Misha knew what he was about. In the four months he’d been working in the Rail Repairs Yard, he’d made himself indispensable. He’d learned metalwork from the older craftsmen. He could work a lathe and a welding torch. He could forge, cast, bore and weld. Each night he read the engineering books that Tonya had bought for him, and his understanding grew. The men turned to him sooner than Tupolev. He had become the yard’s inventor, organiser and inspiration.

He reviewed the string of carriages.

They were mostly boxcars, wooden boxes on wheels, which would be easy enough to sort out. But along with the boxcars, there were half a dozen grain hoppers too, open steel bins on wheels that looked as though they had been dipped in the sea and left to rust. Their upper halves were in a terrible state. Their wheelbases were so dilapidated, that only about half the wheels still functioned.

‘Those hoppers,’ said Tupolev. ‘Well, really!’

Misha examined them briefly, about to recommend them for the scrapheap. Then something caught his eye. A flash of white paint, so badly peeled that it was hard to make out. But the script was Latin not Cyrillic. Misha cleared away some grime from the surface and made it out: L
AHTI
-H
ELSINKI
. These grain hoppers travelled to Finland, a distant world now, all but inaccessible, and one that was out of reach of comrade Lenin’s murderous hand. Misha felt a sudden lurch of excitement, a cold wash of adrenalin. His hand shook very slightly as he wiped it clean on his trousers.

‘What do you think, comrade?’ asked Tupolev, examining him narrowly. ‘I can see – well, really, the state of them!’

Misha got a grip over his feelings, and replied normally. ‘These hoppers. They’re for the port railway, you said?’

‘The port? No. For Vyborg. The Vyborg line. Don’t tell me what I said, you exploiter! You want to scrap them, I expect, but—’

‘I’ll mend them.’

Tupolev was taken aback. He might be a fool, but he knew the basic technical side of his job well enough. These hoppers were all but useless and he knew it. ‘Mend them! Mend…’

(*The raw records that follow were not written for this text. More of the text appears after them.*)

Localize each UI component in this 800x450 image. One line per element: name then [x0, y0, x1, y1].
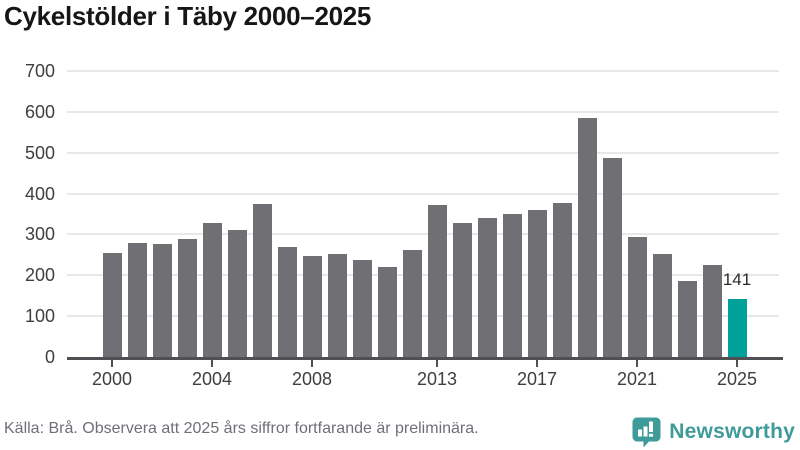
bar-2022: [652, 254, 672, 357]
gridline-500: [67, 151, 779, 154]
x-tick-2021: [636, 360, 638, 367]
y-tick-label-0: 0: [44, 347, 55, 367]
x-tick-label-2025: 2025: [716, 369, 758, 389]
y-tick-label-500: 500: [24, 142, 55, 163]
bar-2001: [127, 243, 147, 357]
bar-2008: [302, 255, 322, 357]
bar-value-label: 141: [722, 270, 752, 290]
x-tick-2008: [311, 360, 313, 367]
brand-logo: Newsworthy: [632, 416, 795, 448]
bar-2020: [602, 158, 622, 357]
y-tick-label-700: 700: [24, 61, 55, 81]
bar-2009: [327, 254, 347, 357]
bar-2004: [202, 222, 222, 357]
bar-2023: [677, 281, 697, 357]
gridline-300: [67, 233, 779, 236]
x-tick-2013: [436, 360, 438, 367]
brand-name: Newsworthy: [669, 420, 795, 443]
chart-title: Cykelstölder i Täby 2000–2025: [4, 1, 372, 31]
x-tick-2000: [111, 360, 113, 367]
y-tick-label-300: 300: [24, 224, 55, 245]
gridline-600: [67, 110, 779, 113]
x-tick-label-2004: 2004: [191, 369, 233, 389]
bar-2010: [352, 259, 372, 357]
plot-area: 141: [67, 70, 779, 357]
bar-2016: [502, 214, 522, 357]
bar-2014: [452, 223, 472, 357]
bar-2019: [577, 117, 597, 357]
x-tick-2017: [536, 360, 538, 367]
chart-footer: Källa: Brå. Observera att 2025 års siffr…: [0, 416, 800, 450]
bar-2024: [702, 265, 722, 357]
x-axis-line: [67, 357, 783, 360]
bar-2006: [252, 204, 272, 357]
bar-2013: [427, 205, 447, 357]
x-tick-label-2008: 2008: [291, 369, 333, 389]
bar-2018: [552, 202, 572, 357]
gridline-200: [67, 274, 779, 277]
bar-2012: [402, 249, 422, 357]
x-tick-2025: [736, 360, 738, 367]
bar-2007: [277, 246, 297, 357]
y-tick-label-600: 600: [24, 101, 55, 122]
bar-2003: [177, 238, 197, 357]
x-tick-label-2013: 2013: [416, 369, 458, 389]
y-axis: 0 100 200 300 400 500 600 700: [0, 62, 55, 366]
bar-2005: [227, 230, 247, 357]
gridline-700: [67, 70, 779, 72]
bar-2015: [477, 217, 497, 357]
gridline-100: [67, 315, 779, 318]
bar-2000: [102, 253, 122, 357]
bar-2021: [627, 236, 647, 357]
bar-2017: [527, 209, 547, 357]
source-note: Källa: Brå. Observera att 2025 års siffr…: [4, 420, 479, 437]
y-tick-label-200: 200: [24, 265, 55, 286]
x-axis: 2000 2004 2008 2013 2017 2021 2025: [67, 357, 779, 397]
bar-2025: [727, 299, 747, 357]
x-tick-2004: [211, 360, 213, 367]
bar-2011: [377, 267, 397, 357]
gridline-400: [67, 192, 779, 195]
x-tick-label-2021: 2021: [616, 369, 658, 389]
x-tick-label-2017: 2017: [516, 369, 558, 389]
newsworthy-speech-bubble-chart-icon: [632, 417, 661, 448]
y-tick-label-400: 400: [24, 183, 55, 204]
y-tick-label-100: 100: [24, 306, 55, 327]
bar-2002: [152, 244, 172, 357]
x-tick-label-2000: 2000: [91, 369, 133, 389]
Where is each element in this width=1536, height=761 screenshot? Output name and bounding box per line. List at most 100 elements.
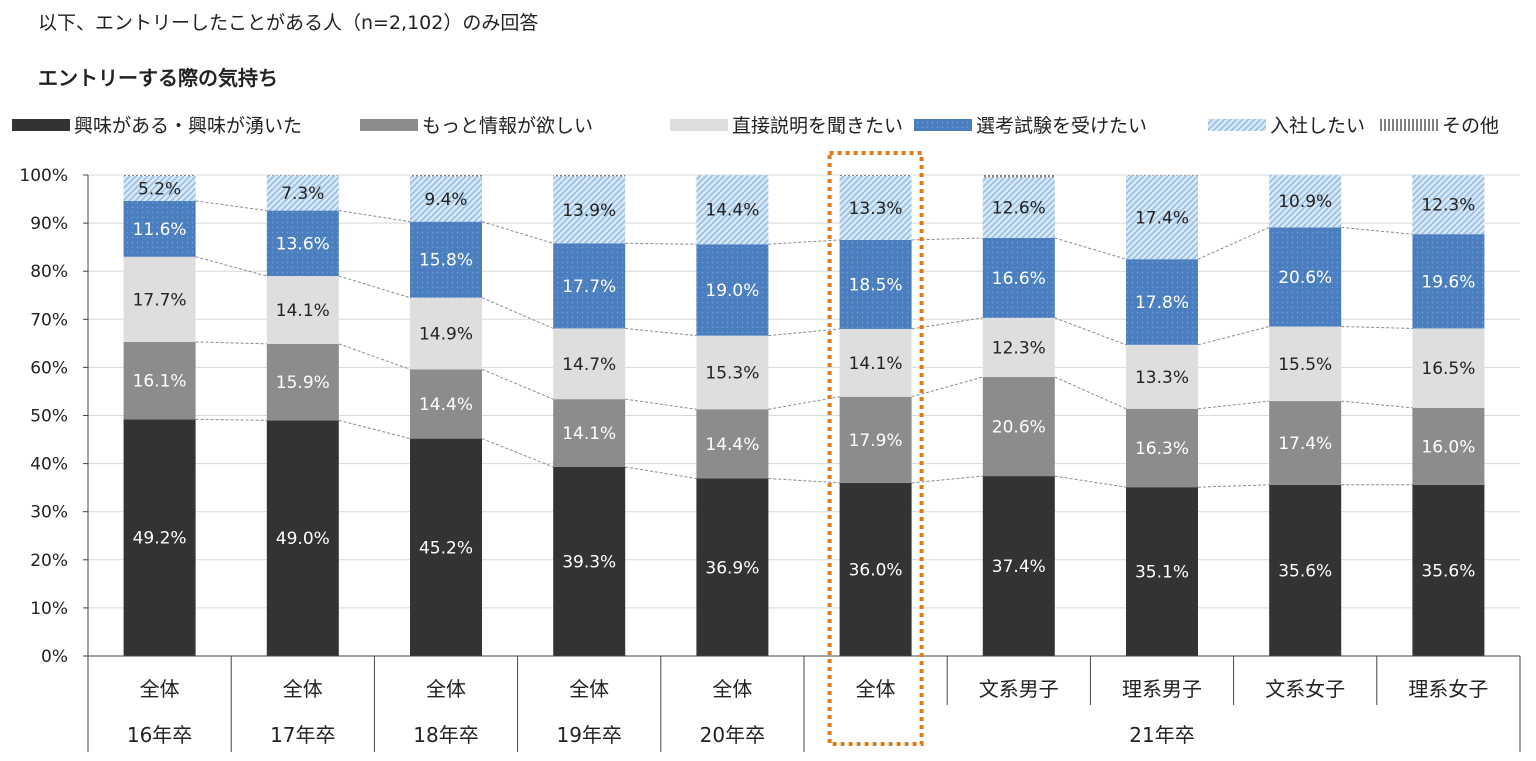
bar-segment xyxy=(696,244,769,336)
data-label: 37.4% xyxy=(992,557,1046,577)
bar-segment xyxy=(1269,326,1342,402)
bar-segment xyxy=(123,175,196,201)
bar-segment xyxy=(266,210,339,277)
bar-segment xyxy=(839,396,912,483)
legend-label: 直接説明を聞きたい xyxy=(732,115,903,137)
connector-line xyxy=(338,343,411,370)
x-category-label: 全体 xyxy=(712,677,752,701)
bar-segment xyxy=(696,409,769,479)
legend-label: 入社したい xyxy=(1270,115,1365,137)
data-label: 12.3% xyxy=(992,338,1046,358)
bar-segment xyxy=(266,276,339,344)
data-label: 17.4% xyxy=(1135,208,1189,228)
legend-swatch xyxy=(1208,119,1266,131)
bar-segment xyxy=(553,243,626,329)
bar-segment xyxy=(982,317,1055,378)
data-label: 36.0% xyxy=(849,560,903,580)
y-tick-label: 0% xyxy=(41,647,68,667)
data-label: 49.0% xyxy=(276,529,330,549)
x-group-label: 21年卒 xyxy=(1129,723,1194,747)
bar-segment xyxy=(982,377,1055,477)
bar-segment xyxy=(1269,175,1342,228)
y-tick-label: 100% xyxy=(19,166,68,186)
bar-segment xyxy=(410,175,482,177)
legend-swatch xyxy=(914,119,972,131)
data-label: 16.5% xyxy=(1421,359,1475,379)
data-label: 16.3% xyxy=(1135,439,1189,459)
bar-segment xyxy=(1269,401,1342,485)
bar-segment xyxy=(982,175,1055,178)
bar-segment xyxy=(1412,175,1485,235)
data-label: 14.1% xyxy=(276,301,330,321)
bar-segment xyxy=(839,482,912,656)
data-label: 14.1% xyxy=(849,354,903,374)
bar-segment xyxy=(266,175,339,211)
legend-swatch xyxy=(670,119,728,131)
connector-line xyxy=(1197,484,1270,488)
data-label: 14.4% xyxy=(705,201,759,221)
x-category-label: 文系女子 xyxy=(1265,677,1345,701)
data-label: 17.9% xyxy=(849,431,903,451)
connector-line xyxy=(1054,317,1127,346)
connector-line xyxy=(1197,400,1270,410)
bar-segment xyxy=(696,478,769,656)
data-label: 10.9% xyxy=(1278,192,1332,212)
data-label: 14.4% xyxy=(419,395,473,415)
connector-line xyxy=(768,239,840,245)
bar-segment xyxy=(1126,487,1198,656)
data-label: 17.4% xyxy=(1278,434,1332,454)
data-label: 9.4% xyxy=(424,190,467,210)
connector-line xyxy=(625,242,697,245)
bar-segment xyxy=(410,221,482,298)
x-category-label: 全体 xyxy=(569,677,609,701)
bar-segment xyxy=(123,175,196,176)
connector-line xyxy=(195,200,267,212)
data-label: 14.9% xyxy=(419,324,473,344)
connector-line xyxy=(1197,226,1270,260)
data-label: 14.7% xyxy=(562,355,616,375)
bar-segment xyxy=(1126,175,1198,260)
connector-line xyxy=(1341,400,1413,409)
y-tick-label: 20% xyxy=(30,551,68,571)
data-label: 13.9% xyxy=(562,201,616,221)
x-group-label: 20年卒 xyxy=(700,723,765,747)
legend-swatch xyxy=(360,119,418,131)
x-group-label: 16年卒 xyxy=(127,723,192,747)
bar-segment xyxy=(553,328,626,400)
data-label: 35.6% xyxy=(1278,561,1332,581)
connector-line xyxy=(911,376,983,398)
bar-segment xyxy=(1412,234,1485,329)
bar-segment xyxy=(982,238,1055,318)
bar-segment xyxy=(1269,484,1342,656)
highlight-rect xyxy=(827,151,924,746)
data-label: 18.5% xyxy=(849,275,903,295)
bar-segment xyxy=(1126,344,1198,409)
connector-line xyxy=(195,341,267,345)
legend-label: 選考試験を受けたい xyxy=(976,115,1147,137)
connector-line xyxy=(195,418,267,421)
x-group-label: 17年卒 xyxy=(270,723,335,747)
x-category-label: 理系男子 xyxy=(1122,677,1202,701)
bar-segment xyxy=(839,175,912,240)
connector-line xyxy=(768,328,840,337)
connector-line xyxy=(1197,326,1270,346)
bar-segment xyxy=(553,176,626,244)
connector-line xyxy=(338,275,411,299)
connector-line xyxy=(1054,237,1127,260)
x-category-label: 全体 xyxy=(856,677,896,701)
connector-line xyxy=(481,297,554,329)
bar-segment xyxy=(982,177,1055,239)
x-category-label: 全体 xyxy=(426,677,466,701)
bar-segment xyxy=(266,343,339,421)
x-group-label: 18年卒 xyxy=(413,723,478,747)
connector-line xyxy=(1054,376,1127,410)
bar-segment xyxy=(266,420,339,656)
data-label: 7.3% xyxy=(281,184,324,204)
data-label: 45.2% xyxy=(419,538,473,558)
bar-segment xyxy=(553,466,626,656)
x-axis-categories: 全体 全体 全体 全体 全体 全体 文系男子 理系男子 文系女子 理系女子 16年卒 17年卒 18年卒… xyxy=(87,655,1521,752)
connector-line xyxy=(1341,226,1413,235)
bar-segment xyxy=(1126,259,1198,345)
connector-line xyxy=(1341,326,1413,329)
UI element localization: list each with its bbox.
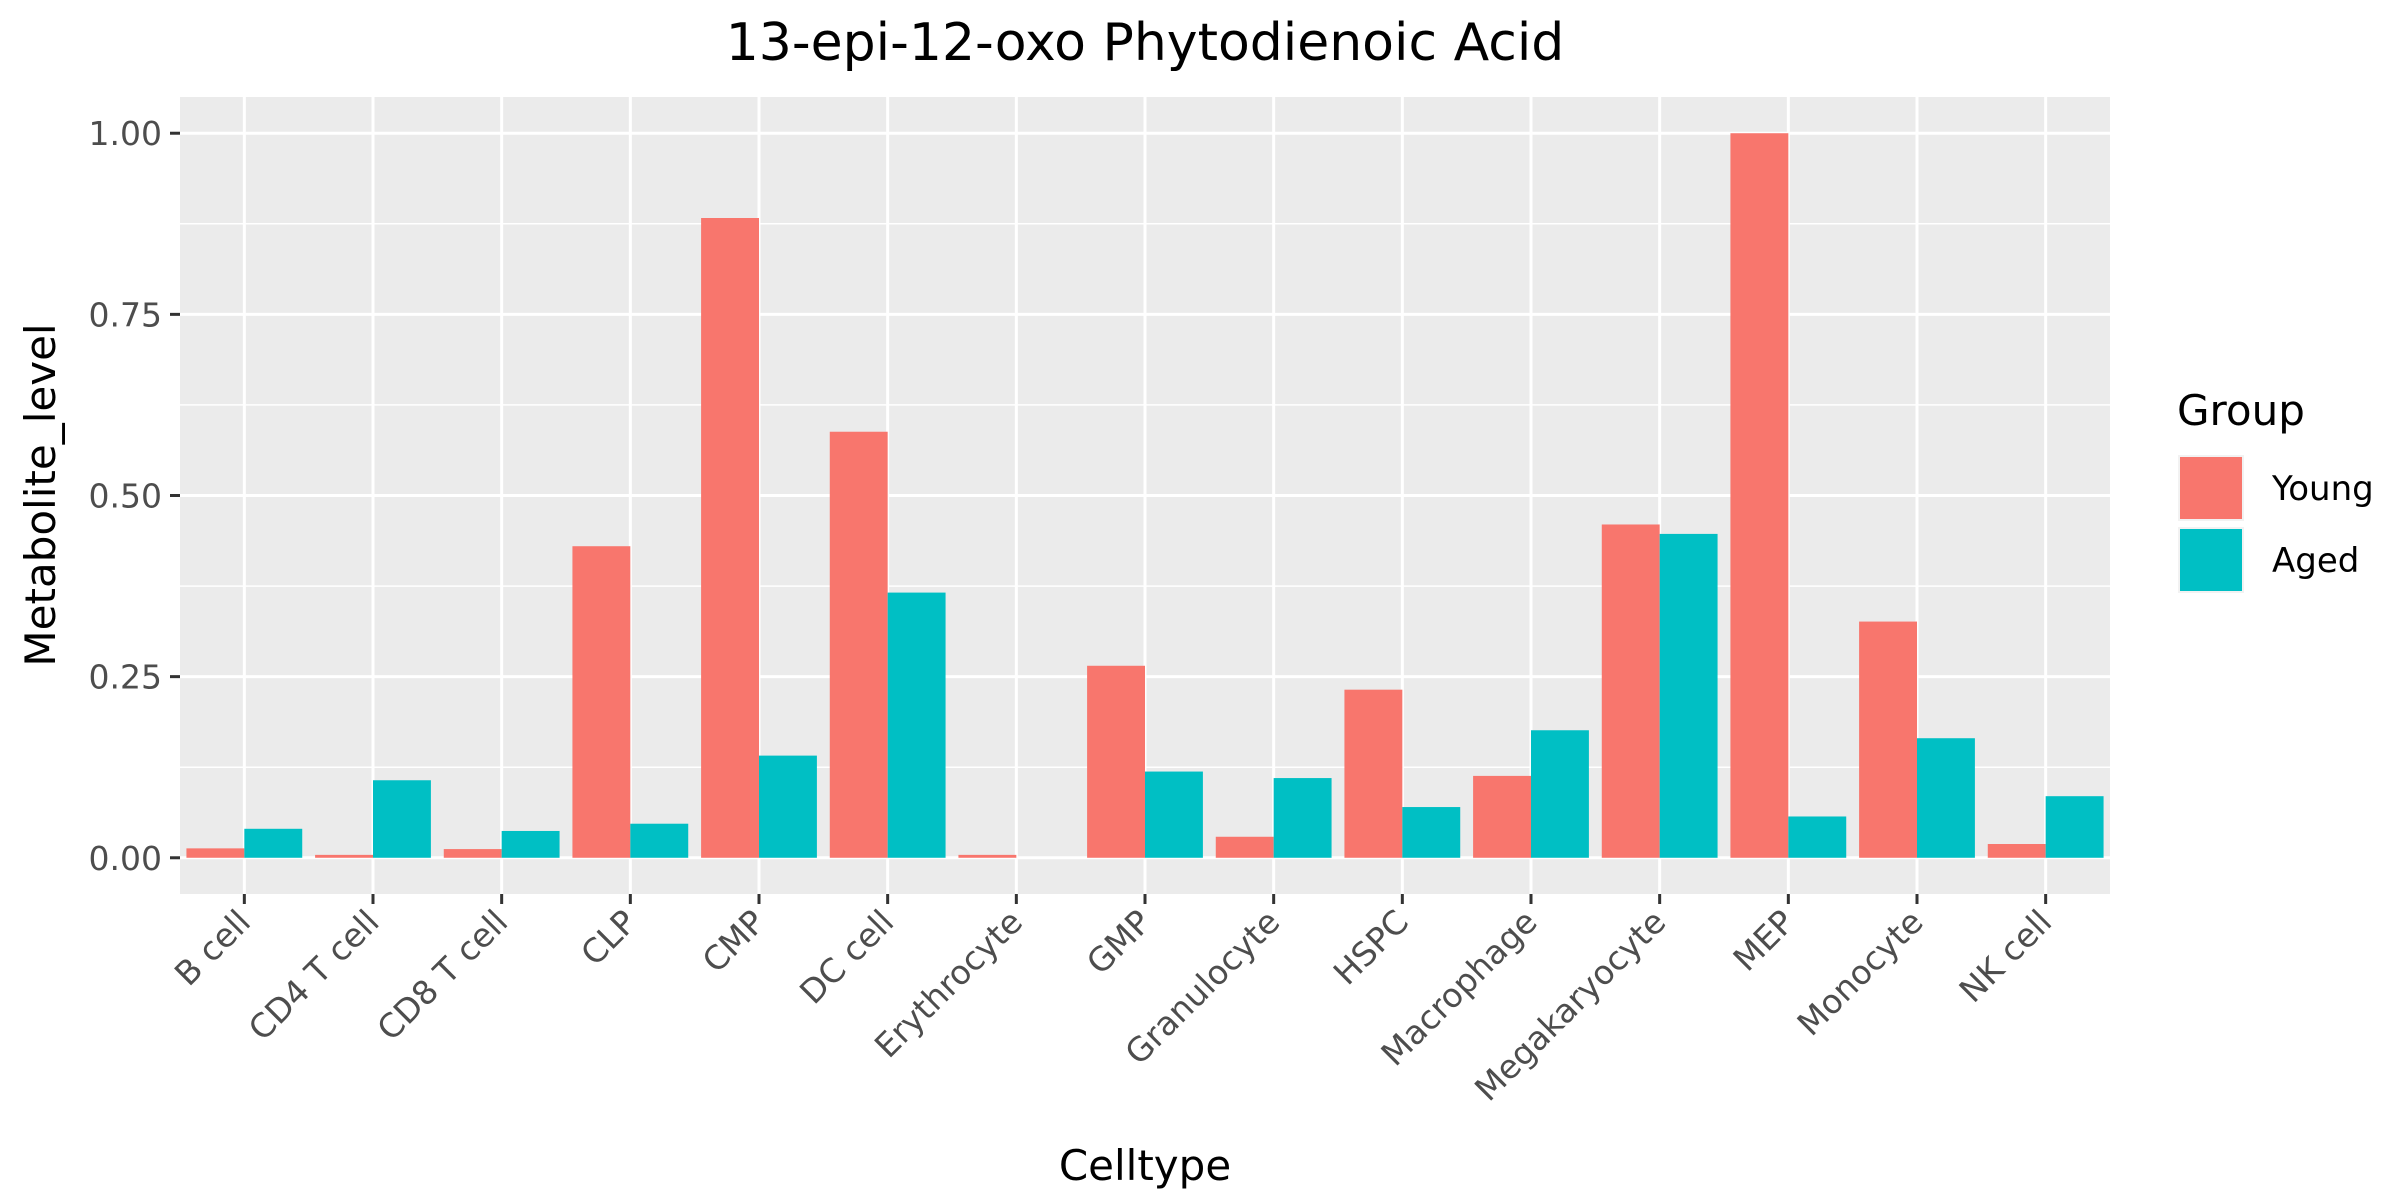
bar-aged-clp <box>630 823 689 858</box>
bar-aged-hspc <box>1402 807 1461 858</box>
bar-young-hspc <box>1344 689 1403 858</box>
bar-young-monocyte <box>1859 621 1917 858</box>
bar-aged-cmp <box>759 755 817 858</box>
y-tick-label: 0.00 <box>89 839 162 878</box>
bar-young-granulocyte <box>1215 836 1274 858</box>
bar-young-dc-cell <box>829 431 888 858</box>
bar-young-macrophage <box>1473 775 1531 858</box>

‘After all, they’ll be needed for the harvest. Just think how angry the comrades in the Export Bureau will be if they can’t—’

Misha never finished his sentence.

From the far end of the rail shed, there was a thundering crash and a loud scream, abruptly terminated. A few moments of total silence followed, succeeded by the shouts of men as they ran to the scene. Misha sprinted over, aware that Tupolev was lumbering on after.

It soon became clear what had happened. A carriage had been raised on the yard’s only usable winch. The winch hadn’t been properly secured, and the carriage had come plummeting down. A man lay on the tracks underneath. The man wasn’t from the repairs yard. He wore an ordinary railwayman’s uniform and a bottle of vodka lay smashed to smithereens beside him. The man must have been dead drunk inside one of the carriages. He must have woken up and climbed or fallen from his compartment. Then, when the winch broke, he’d ended up trapped.